The next day, All Soul's Day, we began the day at the cemetery where Sister Clarissa's mother is buried. That cemetery was similar to the one we visited the night before, except it seemed more crowded by graves. Slinking through tight spaces, I saw so many people at the graves of their loved ones, praying and sharing stories. We said prayers with Sister Clarissa for her mother, grandparents and great-grand parents. There is a beautiful chapel at this cemetery with a huge statue of the Pieta (my favorite statue) and a beautiful crucifix. Unfortunately, the typhoon did a great deal of damage to the chapel and it has not been repaired since. It struck me as having a tragic beauty, though and I would have liked to have spent a few hours there in contemplation. But instead, we had mass just outside the cemetery on the roadside. We also attended one more mass at another cemetery, just as crowded by people remembering their loved ones.

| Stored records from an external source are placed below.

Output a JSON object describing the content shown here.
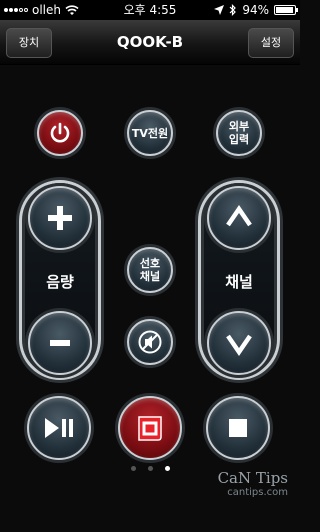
{
  "status": {
    "carrier": "olleh",
    "time": "오후 4:55",
    "battery": "94%",
    "battery_level": 0.94
  },
  "navbar": {
    "left_button": "장치",
    "title": "QOOK-B",
    "right_button": "설정"
  },
  "remote": {
    "power_icon": "power-icon",
    "tv_power": "TV전원",
    "external_input": "외부\n입력",
    "volume": {
      "label": "음량",
      "up_icon": "plus-icon",
      "down_icon": "minus-icon"
    },
    "channel": {
      "label": "채널",
      "up_icon": "chevron-up-icon",
      "down_icon": "chevron-down-icon"
    },
    "favorite_channel": "선호\n채널",
    "mute_icon": "mute-icon",
    "play_pause_icon": "play-pause-icon",
    "home_icon": "olleh-logo-icon",
    "stop_icon": "stop-icon"
  },
  "pager": {
    "total": 3,
    "active": 3
  },
  "watermark": {
    "title": "CaN Tips",
    "subtitle": "cantips.com"
  },
  "colors": {
    "accent_red": "#9a141b",
    "olleh_red": "#e8222b",
    "button_ring": "#c9cfd3",
    "button_fill": "#22303a"
  }
}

I do know a few people in my little circles who visit the graves of their loved ones, perhaps on birthdays, anniversaries or near holidays. I myself never really did that at all until my nephew Benjamin died. I do go to visit his grave on his birthday, near Christmas and in the spring to clean it up after the winter, but I do not think, other than the day he was buried, that there were other people there visiting their loved ones at the same time as me. This celebration of All Saints and All Souls Day was so amazing because it seemed the world stopped for two days to remember deceased families and friends, to pray for their souls, to take time out to actually visit the gravesides. I think this is exactly what the Church intended when it set aside these two special days that, at least in America, are largely overlooked and forgotten, perhaps like the loved ones we have buried.
In my reading today it says, "Today we intercede with particular fervor for all souls who await their final glorification. This is our gift and our responsibility as members of the family, the one Body of Christ. Love of neighbor is not limited to our neighbors who are still among us. Love unites us with those who have gone before us. Indeed, it is a great act of charity to offer our prayers and to have masses celebrated for our deceased brothers and sisters-that they too may rejoice to see God face to face." We don't know if our loved ones who have passed on are in the glory of God's eternal home yet. They may be in purgatory in need of our prayers. I remember my brother Mark telling me once that if we pray for a soul who already in heaven and does not need our prayers, that prayer is bounced off like a pinball and goes to another soul in need, perhaps to the neediest soul. Prayers for the dead are never wasted, they are never in vain.
I feel so blessed to have been here in Borongan to remember and pray for all of our beloved dead, to experience these two days the way I believe they were intended to be observed and to, once again, learn and grow more deeply in my faith thanks to true missionary souls.